Nel cuore di Venezia, affacciata sul Canal Grande e custodita tra le murature di un palazzo quattrocentesco, prende forma una residenza che è molto più di una semplice abitazione: è un manifesto personale dove arte, architettura e design si intrecciano in una narrazione globale. Qui, memorie stratificate e arredi contemporanei convivono in equilibrio, raccontando il ritorno a casa di Giulia Foscari dopo anni trascorsi tra Asia e Sud America.
Veneziana di nascita ma cosmopolita per vocazione, Foscari ha costruito il proprio percorso internazionale collaborando con OMA sotto la guida di Rem Koolhaas, prima di fondare ad Amburgo il collettivo interdisciplinare UNA/UNLESS, impegnato tra progettazione e attivismo ambientale. Il suo rientro in laguna, avvenuto circa un anno fa, coincide con una nuova stagione creativa che la vede coinvolta in diversi interventi culturali a Venezia, tra cui progetti legati alla fondazione di Anish Kapoor e a uno spazio espositivo sostenuto da Dries Van Noten.
Un palazzo che rivela la sua storia
L’edificio poggia su fondamenta trecentesche ed è stato ampliato nell’Ottocento. Il restauro ha avuto come obiettivo principale quello di riportare alla luce le proporzioni originarie cinquecentesche, nel tempo addolcite da interventi successivi. Controsoffitti rimossi, travi antiche nuovamente visibili, varchi murati riaperti e lunette restaurate restituiscono respiro agli ambienti. I pavimenti storici in terrazzo e piastrelle sono stati recuperati con attenzione filologica, mentre una nuova porta a bilico ristabilisce il dialogo tra le stanze del piano nobile.

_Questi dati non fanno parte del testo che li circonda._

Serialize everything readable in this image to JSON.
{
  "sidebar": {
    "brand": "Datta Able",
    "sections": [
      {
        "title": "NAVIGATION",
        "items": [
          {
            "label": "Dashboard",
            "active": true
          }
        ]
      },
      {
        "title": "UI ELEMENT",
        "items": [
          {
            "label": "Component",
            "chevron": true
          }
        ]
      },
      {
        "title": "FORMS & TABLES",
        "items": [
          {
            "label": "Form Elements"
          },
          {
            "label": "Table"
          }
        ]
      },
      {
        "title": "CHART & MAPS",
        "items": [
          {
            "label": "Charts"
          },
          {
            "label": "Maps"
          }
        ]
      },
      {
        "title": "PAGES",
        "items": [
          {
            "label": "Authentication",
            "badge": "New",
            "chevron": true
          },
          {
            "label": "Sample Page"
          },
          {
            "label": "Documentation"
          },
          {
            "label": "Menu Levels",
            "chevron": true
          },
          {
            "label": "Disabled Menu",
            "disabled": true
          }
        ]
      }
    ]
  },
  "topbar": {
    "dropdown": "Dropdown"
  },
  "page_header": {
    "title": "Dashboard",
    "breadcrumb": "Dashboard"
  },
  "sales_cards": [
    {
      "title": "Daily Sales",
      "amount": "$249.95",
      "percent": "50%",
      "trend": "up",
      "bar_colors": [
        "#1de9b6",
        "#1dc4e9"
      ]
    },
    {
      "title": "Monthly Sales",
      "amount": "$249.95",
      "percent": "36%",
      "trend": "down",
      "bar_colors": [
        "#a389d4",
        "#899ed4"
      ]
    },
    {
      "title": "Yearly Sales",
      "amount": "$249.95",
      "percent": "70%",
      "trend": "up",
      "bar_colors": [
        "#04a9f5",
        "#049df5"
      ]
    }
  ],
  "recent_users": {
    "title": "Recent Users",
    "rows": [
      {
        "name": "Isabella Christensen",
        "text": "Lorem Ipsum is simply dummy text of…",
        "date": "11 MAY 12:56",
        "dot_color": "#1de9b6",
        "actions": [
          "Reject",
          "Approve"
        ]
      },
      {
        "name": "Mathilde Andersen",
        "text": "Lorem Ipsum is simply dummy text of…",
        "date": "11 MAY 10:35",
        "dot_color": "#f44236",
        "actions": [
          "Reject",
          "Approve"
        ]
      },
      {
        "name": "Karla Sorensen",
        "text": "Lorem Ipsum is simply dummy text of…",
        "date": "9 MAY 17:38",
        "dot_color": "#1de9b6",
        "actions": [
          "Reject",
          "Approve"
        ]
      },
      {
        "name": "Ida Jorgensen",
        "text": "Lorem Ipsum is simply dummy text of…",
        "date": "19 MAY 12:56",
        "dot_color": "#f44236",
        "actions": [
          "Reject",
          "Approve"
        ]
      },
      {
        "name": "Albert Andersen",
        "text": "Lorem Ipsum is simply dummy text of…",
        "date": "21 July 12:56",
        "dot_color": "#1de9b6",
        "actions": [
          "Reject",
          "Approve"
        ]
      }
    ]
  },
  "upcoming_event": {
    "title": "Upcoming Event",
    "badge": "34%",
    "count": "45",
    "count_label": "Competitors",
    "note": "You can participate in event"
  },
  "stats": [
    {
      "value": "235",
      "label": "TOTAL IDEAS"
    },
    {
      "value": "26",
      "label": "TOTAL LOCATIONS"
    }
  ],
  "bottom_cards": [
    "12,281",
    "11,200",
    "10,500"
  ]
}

La luce diventa materia progettuale: l’esposizione a sud permette al sole di attraversare la casa per l’intera giornata, guidando la scelta delle cromie murarie, da un delicato off-white in camera fino a un rosa polveroso nel grande salone. Sul lato opposto, affacciato su un giardino interno, il ritmo cambia: qui il silenzio è interrotto solo dalle note del conservatorio vicino, e trovano posto la biblioteca e gli spazi per gli ospiti. Un nuovo terrazzo, ricavato sopra una struttura novecentesca, estende la vita domestica verso l’esterno.
Arredi iconici e progetti su misura
Gli interni raccontano un viaggio continuo tra passato e presente. Accanto a una scultura cinetica di Carlo Scarpa, capace di moltiplicare i riflessi nella stanza, spicca un tavolo realizzato appositamente dall’amica Sabine Marcelis, con piano sospeso e sfumature rosso-gialle che dialogano con i pavimenti storici.
Molti arredi accompagnano la famiglia da anni: una chaise longue degli Charles and Ray Eames, poltrone di Le Corbusier e un raro pannello di facciata di Jean Prouvé testimoniano l’interesse di Foscari per la scala 1:1 tra architettura e design. A questi si affiancano creazioni più recenti come “Ottagono”, sviluppato per Cassina, e la lampada Criosfera disegnata per Artemide.
Arte come diario personale
Le opere presenti non costituiscono una collezione sistematica, ma piuttosto una mappa emotiva. L’amore per la Cina emerge nella camera padronale, dove un ritratto di Andy Warhol dialoga con un volto di Zhang Xiaogang. Una cassa da trasporto di un’opera diventa tavolino, mentre un meteorite raccolto in Antartide ricorda un altro capitolo fondamentale della sua ricerca legata alla tutela dei territori estremi.
In una delle sale, due colonne ispirate alle incisioni di Giovanni Battista Piranesi si confrontano con immagini fotografiche a lunga esposizione, creando un cortocircuito tra tridimensionalità e visione. Altrove, lavori di artisti provenienti da Sudafrica, Sud America ed Europa costruiscono una stratificazione culturale che riflette perfettamente lo spirito veneziano: aperto, mercantile, profondamente contemporaneo.
Venezia come crocevia creativo
Il vero colpo di scena è l’angolo bar, realizzato attorno a una lastra di marmo dalle venature oceaniche, lasciata volutamente intatta. Un piccolo lusso consapevole, che riassume l’approccio della progettista: attenzione alla sostenibilità, ma anche rispetto per la forza espressiva dei materiali.
Questa casa sul Canal Grande diventa così un laboratorio vivo dove Venezia, arte, architettura e design si fondono in un racconto unitario. Un luogo che custodisce il passato senza nostalgia e accoglie il presente con sguardo internazionale, restituendo l’immagine di una città capace ancora di essere piattaforma globale per la creatività contemporanea.